SINGAPORE - Even as sustainable finance gains traction around the globe, issuers and investors face practical challenges that could stymie its further adoption. The lack of a common standard complicates measuring and reporting.

Meanwhile, issuers wonder how the additional costs relating to sustainability could be justified even as a global slowdown shrinks margins. Given that Islamic finance shares a parallel interest especially on ethical investing, are the areas of similarities bound to provide some of the answers.

How can capital markets properly value ESG principles?

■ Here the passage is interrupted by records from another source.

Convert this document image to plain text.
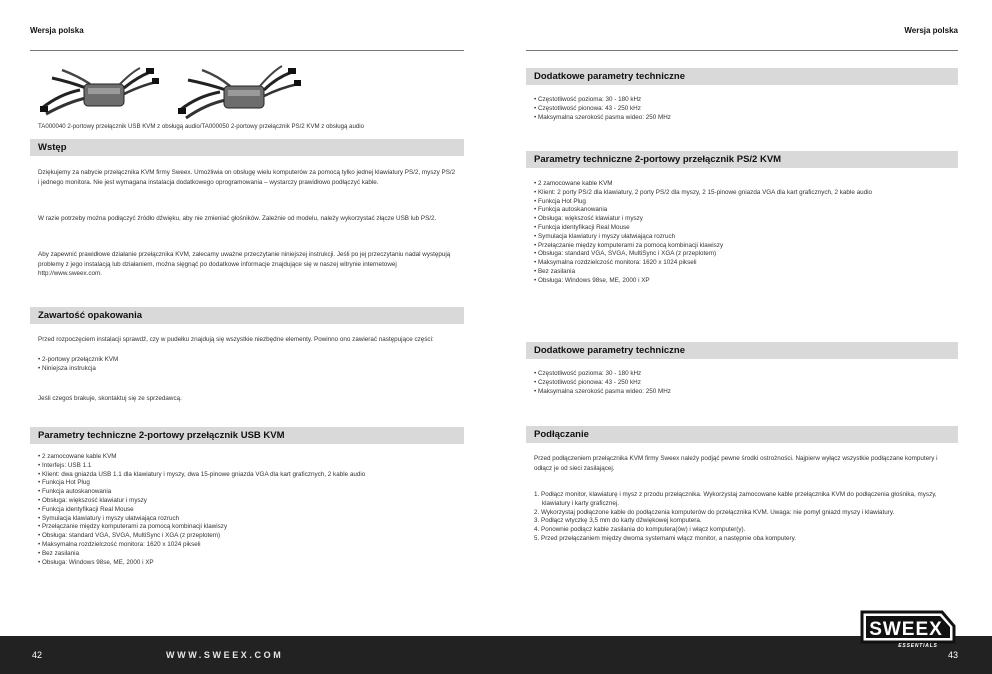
Wersja polska
TA000040 2-portowy przełącznik USB KVM z obsługą audio/TA000050 2-portowy przełącznik PS/2 KVM z obsługą audio
Wstęp
Dziękujemy za nabycie przełącznika KVM firmy Sweex. Umożliwia on obsługę wielu komputerów za pomocą tylko jednej klawiatury PS/2, myszy PS/2 i jednego monitora. Nie jest wymagana instalacja dodatkowego oprogramowania – wystarczy prawidłowo podłączyć kable.
W razie potrzeby można podłączyć źródło dźwięku, aby nie zmieniać głośników. Zależnie od modelu, należy wykorzystać złącze USB lub PS/2.
Aby zapewnić prawidłowe działanie przełącznika KVM, zalecamy uważne przeczytanie niniejszej instrukcji. Jeśli po jej przeczytaniu nadal występują problemy z jego instalacją lub działaniem, można sięgnąć po dodatkowe informacje znajdujące się w naszej witrynie internetowej http://www.sweex.com.
Zawartość opakowania
Przed rozpoczęciem instalacji sprawdź, czy w pudełku znajdują się wszystkie niezbędne elementy. Powinno ono zawierać następujące części:
• 2-portowy przełącznik KVM
• Niniejsza instrukcja
Jeśli czegoś brakuje, skontaktuj się ze sprzedawcą.
Parametry techniczne 2-portowy przełącznik USB KVM
• 2 zamocowane kable KVM
• Interfejs: USB 1.1
• Klient: dwa gniazda USB 1.1 dla klawiatury i myszy, dwa 15-pinowe gniazda VGA dla kart graficznych, 2 kable audio
• Funkcja Hot Plug
• Funkcja autoskanowania
• Obsługa: większość klawiatur i myszy
• Funkcja identyfikacji Real Mouse
• Symulacja klawiatury i myszy ułatwiająca rozruch
• Przełączanie między komputerami za pomocą kombinacji klawiszy
• Obsługa: standard VGA, SVGA, MultiSync i XGA (z przeplotem)
• Maksymalna rozdzielczość monitora: 1620 x 1024 pikseli
• Bez zasilania
• Obsługa: Windows 98se, ME, 2000 i XP
Wersja polska
Dodatkowe parametry techniczne
• Częstotliwość pozioma: 30 - 180 kHz
• Częstotliwość pionowa: 43 - 250 kHz
• Maksymalna szerokość pasma wideo: 250 MHz
Parametry techniczne 2-portowy przełącznik PS/2 KVM
• 2 zamocowane kable KVM
• Klient: 2 porty PS/2 dla klawiatury, 2 porty PS/2 dla myszy, 2 15-pinowe gniazda VGA dla kart graficznych, 2 kable audio
• Funkcja Hot Plug
• Funkcja autoskanowania
• Obsługa: większość klawiatur i myszy
• Funkcja identyfikacji Real Mouse
• Symulacja klawiatury i myszy ułatwiająca rozruch
• Przełączanie między komputerami za pomocą kombinacji klawiszy
• Obsługa: standard VGA, SVGA, MultiSync i XGA (z przeplotem)
• Maksymalna rozdzielczość monitora: 1620 x 1024 pikseli
• Bez zasilania
• Obsługa: Windows 98se, ME, 2000 i XP
Dodatkowe parametry techniczne
• Częstotliwość pozioma: 30 - 180 kHz
• Częstotliwość pionowa: 43 - 250 kHz
• Maksymalna szerokość pasma wideo: 250 MHz
Podłączanie
Przed podłączeniem przełącznika KVM firmy Sweex należy podjąć pewne środki ostrożności. Najpierw wyłącz wszystkie podłączane komputery i odłącz je od sieci zasilającej.
1. Podłącz monitor, klawiaturę i mysz z przodu przełącznika. Wykorzystaj zamocowane kable przełącznika KVM do podłączenia głośnika, myszy, klawiatury i karty graficznej.
2. Wykorzystaj podłączone kable do podłączenia komputerów do przełącznika KVM. Uwaga: nie pomyl gniazd myszy i klawiatury.
3. Podłącz wtyczkę 3,5 mm do karty dźwiękowej komputera.
4. Ponownie podłącz kable zasilania do komputera(ów) i włącz komputer(y).
5. Przed przełączaniem między dwoma systemami włącz monitor, a następnie oba komputery.
42	WWW.SWEEX.COM	43
SWEEX
ESSENTIALS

Sean Henderson, co-head of debt capital markets, Asia-Pacific, HSBC, thinks that companies in Asia do need to pay more attention to ESG factors in their corporate strategy, and that Asia in general is relatively slower in terms of ESG awareness, but that it is moving in the right direction.

“One benefit to doing a green bond is that you have to report to an organization on what they are doing and how they are using the proceeds. The ESG thinking will go down to the business level of how to do business,” says Henderson.

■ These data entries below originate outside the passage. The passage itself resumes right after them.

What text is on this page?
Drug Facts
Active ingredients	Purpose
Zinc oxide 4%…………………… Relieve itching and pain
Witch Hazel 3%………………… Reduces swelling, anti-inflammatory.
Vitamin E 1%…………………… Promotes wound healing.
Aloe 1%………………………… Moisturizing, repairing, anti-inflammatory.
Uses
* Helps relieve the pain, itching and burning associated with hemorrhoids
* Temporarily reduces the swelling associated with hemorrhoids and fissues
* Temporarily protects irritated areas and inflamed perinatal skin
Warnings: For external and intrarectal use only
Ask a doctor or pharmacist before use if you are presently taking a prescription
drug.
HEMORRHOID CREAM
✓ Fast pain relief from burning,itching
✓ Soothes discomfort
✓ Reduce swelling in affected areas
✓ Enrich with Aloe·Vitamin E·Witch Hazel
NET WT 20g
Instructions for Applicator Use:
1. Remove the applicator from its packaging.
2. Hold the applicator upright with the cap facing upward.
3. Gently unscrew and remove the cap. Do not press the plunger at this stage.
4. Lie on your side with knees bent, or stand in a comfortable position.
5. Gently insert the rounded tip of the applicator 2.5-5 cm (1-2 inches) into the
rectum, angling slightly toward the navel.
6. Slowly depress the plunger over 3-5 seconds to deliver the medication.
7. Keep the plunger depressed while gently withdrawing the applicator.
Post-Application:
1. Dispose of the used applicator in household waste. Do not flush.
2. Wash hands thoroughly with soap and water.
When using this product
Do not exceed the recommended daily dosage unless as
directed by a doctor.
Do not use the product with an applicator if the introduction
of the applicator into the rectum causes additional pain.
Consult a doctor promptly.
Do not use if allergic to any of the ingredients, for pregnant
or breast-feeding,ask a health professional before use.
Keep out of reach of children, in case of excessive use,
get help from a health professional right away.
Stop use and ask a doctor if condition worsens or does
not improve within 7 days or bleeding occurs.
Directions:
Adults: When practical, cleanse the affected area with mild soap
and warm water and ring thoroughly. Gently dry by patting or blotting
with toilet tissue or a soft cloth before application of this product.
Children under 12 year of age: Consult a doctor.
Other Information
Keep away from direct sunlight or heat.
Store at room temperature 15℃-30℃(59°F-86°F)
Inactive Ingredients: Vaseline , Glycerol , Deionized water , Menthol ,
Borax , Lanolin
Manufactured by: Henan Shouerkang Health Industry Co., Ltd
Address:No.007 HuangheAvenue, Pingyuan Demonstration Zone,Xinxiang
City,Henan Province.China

Jean Louis Nakamura, chief executive officer, Hong Kong and chief investment officer, Asia-Pacific, Lombard Odier, believes the deeper implication of ESG is further integration of ESG into the company. “The integration can increase the awareness of the companies in terms of financing cost,” he explains.

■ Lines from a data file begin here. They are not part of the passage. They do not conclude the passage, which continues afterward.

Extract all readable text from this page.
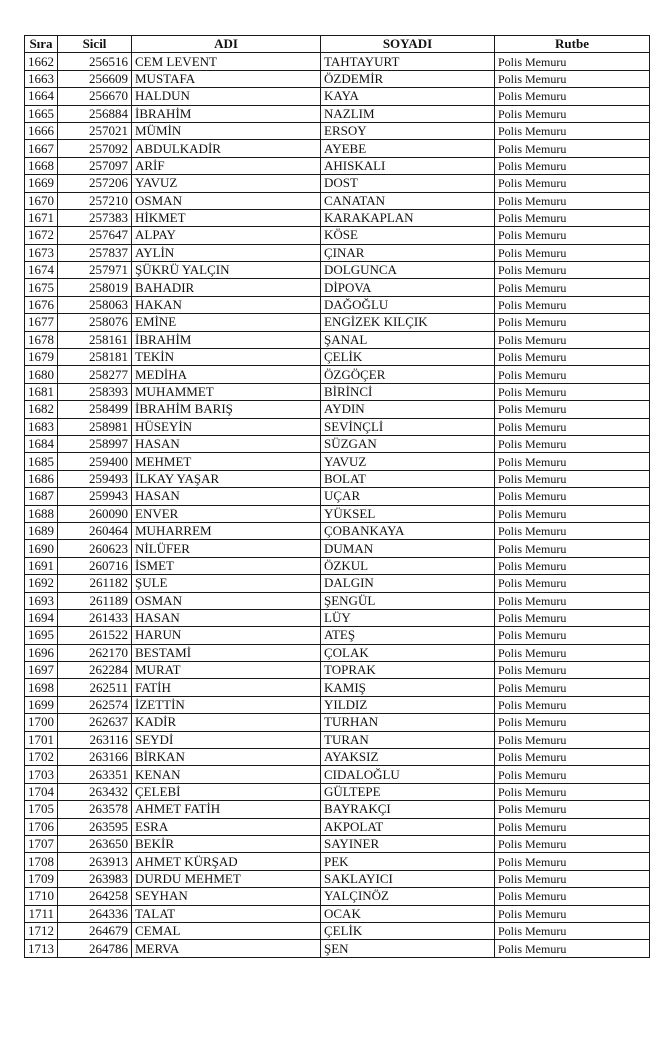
Sıra	Sicil	ADI	SOYADI	Rutbe
1662	256516	CEM LEVENT	TAHTAYURT	Polis Memuru
1663	256609	MUSTAFA	ÖZDEMİR	Polis Memuru
1664	256670	HALDUN	KAYA	Polis Memuru
1665	256884	İBRAHİM	NAZLIM	Polis Memuru
1666	257021	MÜMİN	ERSOY	Polis Memuru
1667	257092	ABDULKADİR	AYEBE	Polis Memuru
1668	257097	ARİF	AHISKALI	Polis Memuru
1669	257206	YAVUZ	DOST	Polis Memuru
1670	257210	OSMAN	CANATAN	Polis Memuru
1671	257383	HİKMET	KARAKAPLAN	Polis Memuru
1672	257647	ALPAY	KÖSE	Polis Memuru
1673	257837	AYLİN	ÇINAR	Polis Memuru
1674	257971	ŞÜKRÜ YALÇIN	DOLGUNCA	Polis Memuru
1675	258019	BAHADIR	DİPOVA	Polis Memuru
1676	258063	HAKAN	DAĞOĞLU	Polis Memuru
1677	258076	EMİNE	ENGİZEK KILÇIK	Polis Memuru
1678	258161	İBRAHİM	ŞANAL	Polis Memuru
1679	258181	TEKİN	ÇELİK	Polis Memuru
1680	258277	MEDİHA	ÖZGÖÇER	Polis Memuru
1681	258393	MUHAMMET	BİRİNCİ	Polis Memuru
1682	258499	İBRAHİM BARIŞ	AYDIN	Polis Memuru
1683	258981	HÜSEYİN	SEVİNÇLİ	Polis Memuru
1684	258997	HASAN	SÜZGAN	Polis Memuru
1685	259400	MEHMET	YAVUZ	Polis Memuru
1686	259493	İLKAY YAŞAR	BOLAT	Polis Memuru
1687	259943	HASAN	UÇAR	Polis Memuru
1688	260090	ENVER	YÜKSEL	Polis Memuru
1689	260464	MUHARREM	ÇOBANKAYA	Polis Memuru
1690	260623	NİLÜFER	DUMAN	Polis Memuru
1691	260716	İSMET	ÖZKUL	Polis Memuru
1692	261182	ŞULE	DALGIN	Polis Memuru
1693	261189	OSMAN	ŞENGÜL	Polis Memuru
1694	261433	HASAN	LÜY	Polis Memuru
1695	261522	HARUN	ATEŞ	Polis Memuru
1696	262170	BESTAMİ	ÇOLAK	Polis Memuru
1697	262284	MURAT	TOPRAK	Polis Memuru
1698	262511	FATİH	KAMIŞ	Polis Memuru
1699	262574	İZETTİN	YILDIZ	Polis Memuru
1700	262637	KADİR	TURHAN	Polis Memuru
1701	263116	SEYDİ	TURAN	Polis Memuru
1702	263166	BİRKAN	AYAKSIZ	Polis Memuru
1703	263351	KENAN	CIDALOĞLU	Polis Memuru
1704	263432	ÇELEBİ	GÜLTEPE	Polis Memuru
1705	263578	AHMET FATİH	BAYRAKÇI	Polis Memuru
1706	263595	ESRA	AKPOLAT	Polis Memuru
1707	263650	BEKİR	SAYINER	Polis Memuru
1708	263913	AHMET KÜRŞAD	PEK	Polis Memuru
1709	263983	DURDU MEHMET	SAKLAYICI	Polis Memuru
1710	264258	SEYHAN	YALÇINÖZ	Polis Memuru
1711	264336	TALAT	OCAK	Polis Memuru
1712	264679	CEMAL	ÇELİK	Polis Memuru
1713	264786	MERVA	ŞEN	Polis Memuru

Meanwhile, the principles behind Islamic finance can help clarify some of the issues around ESG adoption. Dato' Paduka Syed Mashafuddin Syed Badarudin, chief executive officer, Principal Asset Management, sees a lot of commonality with Islamic finance and ESG, but that “ESG has a more inclusive approach than Islamic finance.”

Applying an ESG approach can lead to potential long-term sustainable return, and Henry Loh, investment manager – Asian fixed income, Aberdeen Standard Investments, says “We are looking at ESG factors that can bring us five to ten-year sustainable return.”

Randolf Tantzscher, managing director – indices, IHS Markit notes that ESG is the top conversation he has with clients. “Everyone is looking at ESG differently. Index providers can give a black and white approach to investors, but when it comes to an ESG index, we are still at the preliminary stage. If everyone has their own ESG approach, it is difficult to see a benchmark to the market,” he says.

Dato' Paduka Syed Mashafuddin Syed Badarudin also thinks along similar lines in that it will take years to form an industry recognized standard of ESG process.

ESG has a much broader impact now; it is not just about green bonds - it can influence each and every single investment decision. “Third-party verification and opinion from regulators are very important,” says Henderson. “If you don't have an answer for your ESG approach as an issuer, you cannot maintain your investor base.”

Nakamura thinks that some rating agencies are late in incorporating ESG criteria maybe because they feel that they do not have much impact on the long-term solvability of the companies they rate. This opens the door for active sustainable managers to create outperformance.